Build a .NET application for Windows on a Linux runner and sign the output — no Windows runner required.

jobs:
  build-and-sign:
    runs-on: ubuntu-latest
    steps:
      - uses: actions/checkout@v4
      - run: dotnet publish -r win-x64 -c Release -o dist/
      - uses: qwickcert/sign-action@v1
        with:
          api-key: ${{ secrets.QWICK_API_KEY }}
          files: dist/myapp.exe

Sign multiple file types with glob patterns

- uses: qwickcert/sign-action@v1
  with:
    api-key: ${{ secrets.QWICK_API_KEY }}
    files: |
      dist/**/*.exe
      dist/**/*.dll

Build on Windows with post-sign verification

On Windows runners, signature verification via signtool.exe is enabled by default.

jobs:
  build-and-sign:
    runs-on: windows-latest
    steps:
      - uses: actions/checkout@v4
      - run: msbuild /p:Configuration=Release
      - uses: qwickcert/sign-action@v1
        with:
          api-key: ${{ secrets.QWICK_API_KEY }}
          files: dist/**/*.exe

Sign an MSI installer

jobs:
  build-and-sign:
    runs-on: windows-latest
    steps:
      - uses: actions/checkout@v4
      - run: msbuild installer.wixproj /p:Configuration=Release
      - uses: qwickcert/sign-action@v1
        with:
          api-key: ${{ secrets.QWICK_API_KEY }}
          files: output/*.msi

Rust cross-compile on macOS

jobs:
  build-and-sign:
    runs-on: macos-latest
    steps:
      - uses: actions/checkout@v4
      - run: |
          rustup target add x86_64-pc-windows-gnu
          cargo build --release --target x86_64-pc-windows-gnu
      - uses: qwickcert/sign-action@v1
        with:
          api-key: ${{ secrets.QWICK_API_KEY }}
          files: target/x86_64-pc-windows-gnu/release/*.exe

Other CI systems

For Azure DevOps, GitLab CI, Jenkins, or any other CI system, install the CLI directly and authenticate with an API key:

npm install -g qwickcert
QWICK_API_KEY=qwick_ak_... qwick sign "./dist/*.exe" "./dist/*.dll"

Create API keys from the dashboard or via qwick apikey create.

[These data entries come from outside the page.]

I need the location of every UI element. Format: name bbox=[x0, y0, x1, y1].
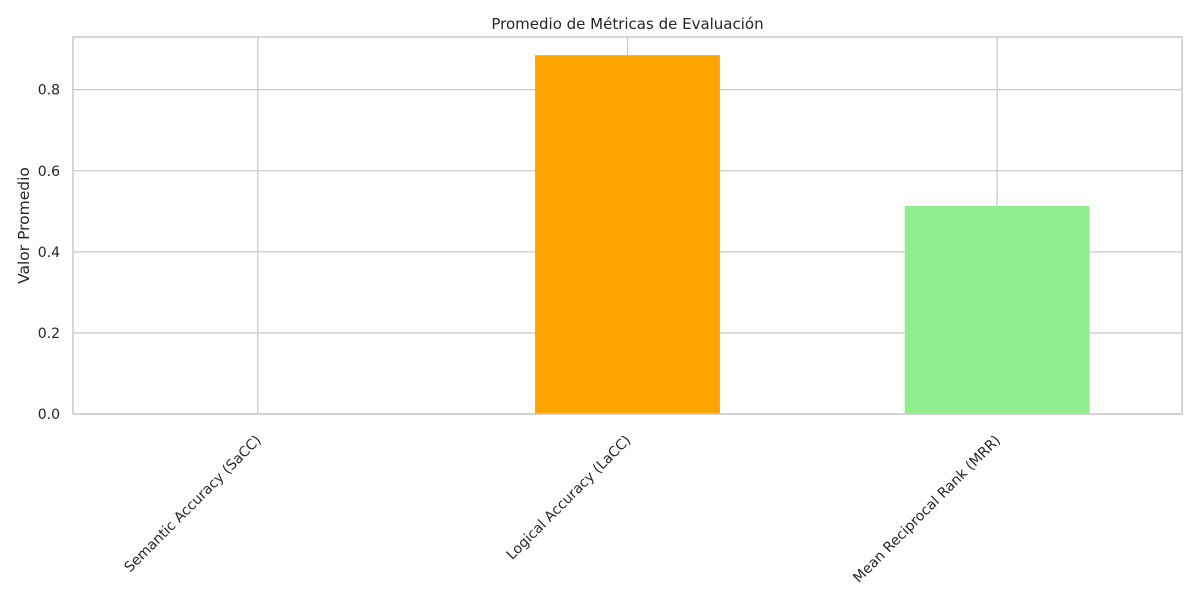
x-tick-label: Logical Accuracy (LaCC) bbox=[504, 433, 635, 564]
y-tick-label: 0.4 bbox=[38, 245, 60, 261]
plot-frame bbox=[72, 36, 1183, 415]
bar bbox=[535, 55, 720, 414]
y-axis-ticks: 0.0 0.2 0.4 0.6 0.8 bbox=[38, 83, 60, 423]
bars bbox=[535, 55, 1090, 414]
x-tick-label: Semantic Accuracy (SaCC) bbox=[122, 433, 265, 576]
y-tick-label: 0.8 bbox=[38, 83, 60, 99]
x-tick-label: Mean Reciprocal Rank (MRR) bbox=[850, 433, 1004, 587]
x-axis-ticks: Semantic Accuracy (SaCC) Logical Accuracy… bbox=[122, 433, 1004, 587]
y-tick-label: 0.2 bbox=[38, 326, 60, 342]
bar bbox=[904, 206, 1090, 414]
chart-title: Promedio de Métricas de Evaluación bbox=[491, 15, 763, 33]
y-axis-label: Valor Promedio bbox=[15, 167, 33, 284]
y-tick-label: 0.6 bbox=[38, 164, 60, 180]
y-tick-label: 0.0 bbox=[38, 407, 60, 423]
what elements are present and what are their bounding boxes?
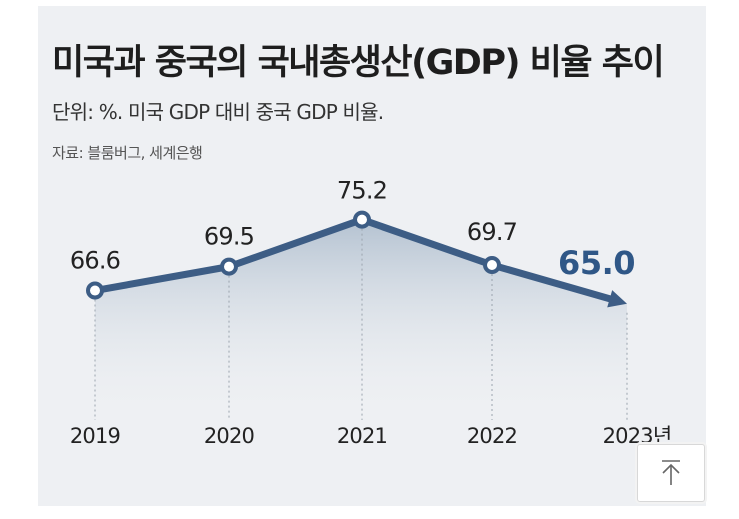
data-label-2019: 66.6 [70, 247, 120, 275]
chart-source: 자료: 블룸버그, 세계은행 [52, 144, 203, 162]
series-arrowhead [607, 290, 627, 308]
x-tick-label-2022: 2022 [467, 424, 517, 448]
chart-title: 미국과 중국의 국내총생산(GDP) 비율 추이 [52, 43, 665, 83]
chart-subtitle: 단위: %. 미국 GDP 대비 중국 GDP 비율. [52, 100, 384, 124]
arrow-up-icon [657, 458, 685, 488]
data-point-2021 [353, 210, 371, 229]
data-label-2020: 69.5 [204, 223, 254, 251]
area-fill [95, 219, 627, 420]
data-point-2020 [220, 257, 238, 276]
scroll-to-top-button[interactable] [637, 444, 705, 502]
data-label-2022: 69.7 [467, 218, 517, 246]
x-tick-label-2020: 2020 [204, 424, 254, 448]
x-tick-label-2021: 2021 [337, 424, 387, 448]
data-label-2021: 75.2 [337, 177, 387, 205]
x-tick-label-2019: 2019 [70, 424, 120, 448]
data-point-2022 [483, 255, 501, 274]
data-point-2019 [86, 281, 104, 300]
data-label-2023년: 65.0 [558, 244, 635, 282]
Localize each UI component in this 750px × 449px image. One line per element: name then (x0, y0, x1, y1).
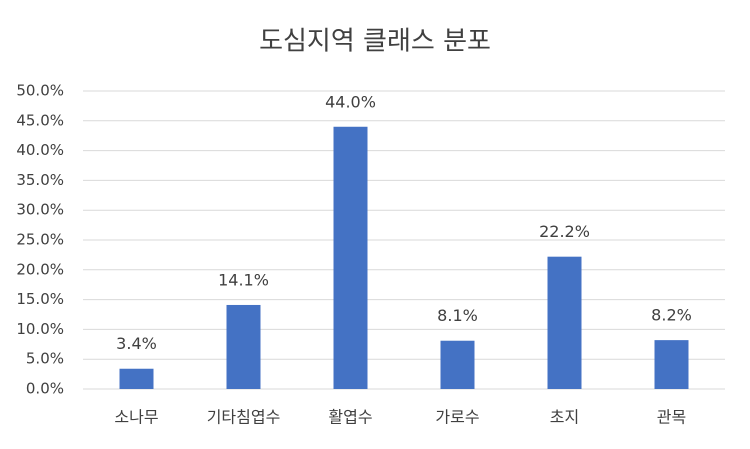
bar (440, 340, 475, 389)
x-tick-label: 가로수 (435, 408, 479, 427)
y-tick-label: 0.0% (26, 380, 64, 398)
data-label: 22.2% (539, 222, 590, 241)
bar (654, 340, 689, 389)
x-tick-label: 초지 (550, 408, 579, 427)
bar (119, 368, 154, 389)
data-label: 44.0% (325, 92, 376, 111)
data-label: 14.1% (218, 270, 269, 289)
y-tick-label: 40.0% (16, 141, 64, 159)
bar (226, 304, 261, 389)
x-tick-label: 기타침엽수 (207, 408, 281, 427)
y-tick-label: 25.0% (16, 231, 64, 249)
y-tick-label: 15.0% (16, 290, 64, 308)
x-tick-label: 활엽수 (328, 408, 372, 427)
x-tick-label: 관목 (657, 408, 686, 427)
y-tick-label: 35.0% (16, 171, 64, 189)
y-tick-label: 50.0% (16, 82, 64, 100)
y-tick-label: 5.0% (26, 350, 64, 368)
bar (333, 126, 368, 389)
y-tick-label: 30.0% (16, 201, 64, 219)
data-label: 8.2% (651, 306, 692, 325)
data-label: 8.1% (437, 306, 478, 325)
x-tick-label: 소나무 (114, 408, 158, 427)
y-tick-label: 20.0% (16, 260, 64, 278)
y-tick-label: 10.0% (16, 320, 64, 338)
chart-title: 도심지역 클래스 분포 (259, 27, 491, 57)
y-tick-label: 45.0% (16, 111, 64, 129)
bar (547, 256, 582, 389)
data-label: 3.4% (116, 334, 157, 353)
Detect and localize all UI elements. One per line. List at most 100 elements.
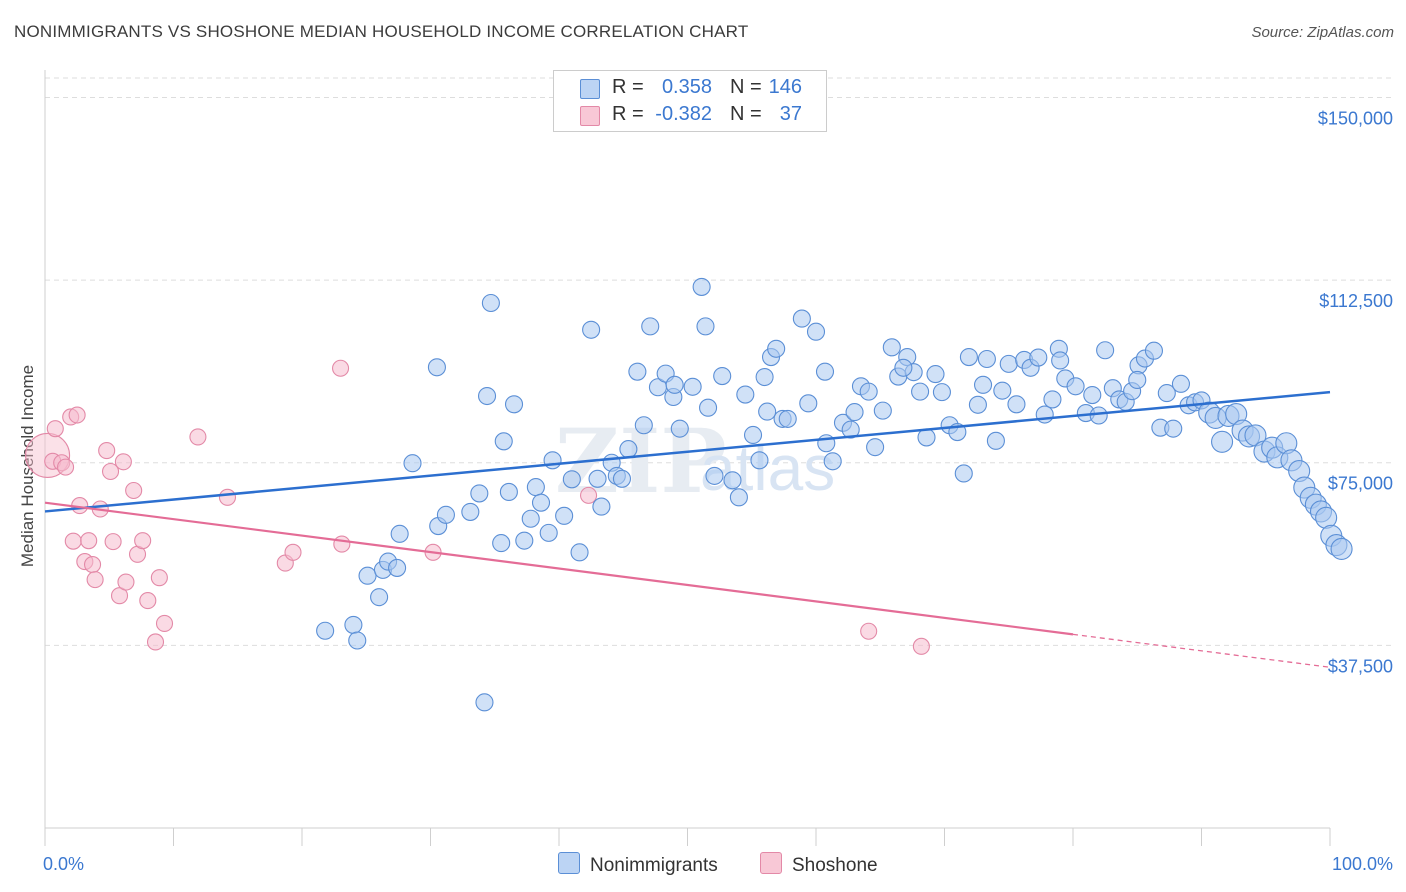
nonimmigrants-point xyxy=(1211,430,1234,453)
legend-n-label: N = xyxy=(730,103,762,125)
nonimmigrants-point xyxy=(699,398,718,417)
legend-n-label: N = xyxy=(730,76,762,98)
nonimmigrants-point xyxy=(977,349,996,369)
shoshone-trend-line xyxy=(44,501,1074,636)
nonimmigrants-point xyxy=(1157,384,1176,403)
shoshone-point xyxy=(46,420,64,438)
shoshone-point xyxy=(333,535,351,553)
nonimmigrants-point xyxy=(592,497,611,516)
nonimmigrants-point xyxy=(692,277,711,296)
shoshone-point xyxy=(284,543,302,561)
nonimmigrants-point xyxy=(959,348,978,367)
y-tick-label: $75,000 xyxy=(1328,474,1393,494)
nonimmigrants-point xyxy=(1096,341,1115,360)
shoshone-point xyxy=(125,481,143,500)
nonimmigrants-point xyxy=(729,488,748,507)
nonimmigrants-point xyxy=(1051,351,1070,370)
nonimmigrants-point xyxy=(799,394,818,413)
shoshone-point xyxy=(860,622,878,640)
y-tick-label: $37,500 xyxy=(1328,656,1393,676)
nonimmigrants-trend-line xyxy=(44,390,1331,513)
nonimmigrants-point xyxy=(911,382,930,401)
nonimmigrants-point xyxy=(588,469,607,488)
nonimmigrants-point xyxy=(873,401,892,420)
nonimmigrants-point xyxy=(570,543,589,562)
legend-r-value: 0.358 xyxy=(661,76,712,98)
shoshone-point xyxy=(80,532,98,550)
nonimmigrants-point xyxy=(403,454,422,473)
nonimmigrants-point xyxy=(1083,385,1102,405)
nonimmigrants-point xyxy=(932,383,951,402)
nonimmigrants-point xyxy=(866,438,885,457)
nonimmigrants-point xyxy=(743,425,763,445)
legend-item-shoshone[interactable]: Shoshone xyxy=(760,852,878,877)
x-tick-labels: 0.0% 100.0% xyxy=(43,854,1393,874)
nonimmigrants-point xyxy=(344,615,363,634)
nonimmigrants-point xyxy=(683,377,702,396)
nonimmigrants-point xyxy=(475,693,494,712)
nonimmigrants-point xyxy=(986,431,1005,450)
nonimmigrants-point xyxy=(539,523,558,542)
nonimmigrants-point xyxy=(968,395,987,414)
nonimmigrants-point xyxy=(427,358,446,377)
watermark-atlas: atlas xyxy=(700,432,835,504)
shoshone-point xyxy=(86,571,104,589)
nonimmigrants-point xyxy=(634,416,653,435)
source-label: Source: ZipAtlas.com xyxy=(1251,24,1394,41)
nonimmigrants-point xyxy=(504,395,524,414)
nonimmigrants-point xyxy=(750,451,769,470)
nonimmigrants-point xyxy=(815,362,835,381)
nonimmigrants-point xyxy=(628,362,647,381)
shoshone-point xyxy=(114,453,132,471)
nonimmigrants-point xyxy=(1007,395,1026,414)
y-tick-labels: $37,500 $75,000 $112,500 $150,000 xyxy=(1318,108,1393,676)
nonimmigrants-point xyxy=(713,367,732,386)
correlation-legend: R = 0.358 N = 146 R = -0.382 N = 37 xyxy=(553,70,827,132)
shoshone-point xyxy=(68,406,86,424)
nonimmigrants-point xyxy=(543,451,562,470)
chart-title: NONIMMIGRANTS VS SHOSHONE MEDIAN HOUSEHO… xyxy=(14,22,749,41)
nonimmigrants-point xyxy=(562,470,581,489)
legend-label-shoshone: Shoshone xyxy=(792,855,878,876)
axes xyxy=(44,70,1331,846)
nonimmigrants-point xyxy=(358,566,377,585)
nonimmigrants-point xyxy=(499,482,518,502)
nonimmigrants-point xyxy=(736,385,755,404)
nonimmigrants-point xyxy=(436,505,455,524)
nonimmigrants-point xyxy=(1043,390,1062,409)
nonimmigrants-point xyxy=(388,558,407,577)
shoshone-point xyxy=(139,592,157,610)
shoshone-point xyxy=(134,532,152,550)
nonimmigrants-point xyxy=(619,440,638,459)
legend-swatch-pink xyxy=(760,852,782,874)
shoshone-point xyxy=(155,614,174,633)
shoshone-point xyxy=(104,533,122,551)
shoshone-point xyxy=(218,488,237,506)
nonimmigrants-point xyxy=(823,452,842,471)
shoshone-point xyxy=(331,359,350,377)
nonimmigrants-point xyxy=(806,322,826,341)
nonimmigrants-point xyxy=(515,531,534,550)
nonimmigrants-point xyxy=(723,471,742,490)
nonimmigrants-point xyxy=(792,309,811,328)
nonimmigrants-point xyxy=(1128,370,1147,389)
y-tick-label: $150,000 xyxy=(1318,108,1393,128)
nonimmigrants-point xyxy=(494,432,513,451)
nonimmigrants-point xyxy=(370,588,389,607)
nonimmigrants-point xyxy=(1144,341,1164,360)
legend-r-label: R = xyxy=(612,76,644,98)
legend-item-nonimmigrants[interactable]: Nonimmigrants xyxy=(558,852,718,877)
legend-n-value: 37 xyxy=(779,103,802,125)
nonimmigrants-point xyxy=(973,375,993,394)
nonimmigrants-point xyxy=(1035,405,1054,424)
legend-r-value: -0.382 xyxy=(655,103,712,125)
nonimmigrants-point xyxy=(999,354,1018,373)
legend-swatch-pink xyxy=(580,106,600,126)
shoshone-point xyxy=(189,428,207,446)
nonimmigrants-point xyxy=(526,478,545,497)
nonimmigrants-point xyxy=(521,509,540,528)
shoshone-trend-line-extension xyxy=(1072,633,1331,668)
nonimmigrants-point xyxy=(758,402,777,421)
legend-row-shoshone: R = -0.382 N = 37 xyxy=(554,101,826,127)
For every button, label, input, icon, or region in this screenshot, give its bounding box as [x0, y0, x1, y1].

See the CLI reference for the full list of commands and flags.

Setting up secrets

  1. Go to your Qwick Cert dashboard → API Keys → Create a new key.
  2. Copy the key (starts with qwick_ak_).
  3. In your GitHub repo, go to Settings → Secrets and variables → Actions.
  4. Add a new repository secret named QWICK_API_KEY with the copied value.

Security

  • Your API key is passed as an environment variable and is never logged or exposed in workflow output.
  • API keys have mandatory expiration (6 months default, 24 months maximum) matching Microsoft's Azure credential policy.
  • Only the file hash (32 bytes) is sent to the Qwick Cert API — file contents never leave the runner.
  • Signing credentials are short-lived and revoked immediately after each operation.
  • All communication uses HTTPS/TLS.
  • All signing operations are recorded in your Qwick Cert audit trail with the API key used.

Notes

  • Signing works on any runner OS (Ubuntu, macOS, Windows) because it happens server-side.
  • Signature verification (verify: true) requires a Windows runner with signtool.exe. On other platforms, verification is automatically skipped with a warning.
  • The action installs the CLI automatically — you don't need a separate install step.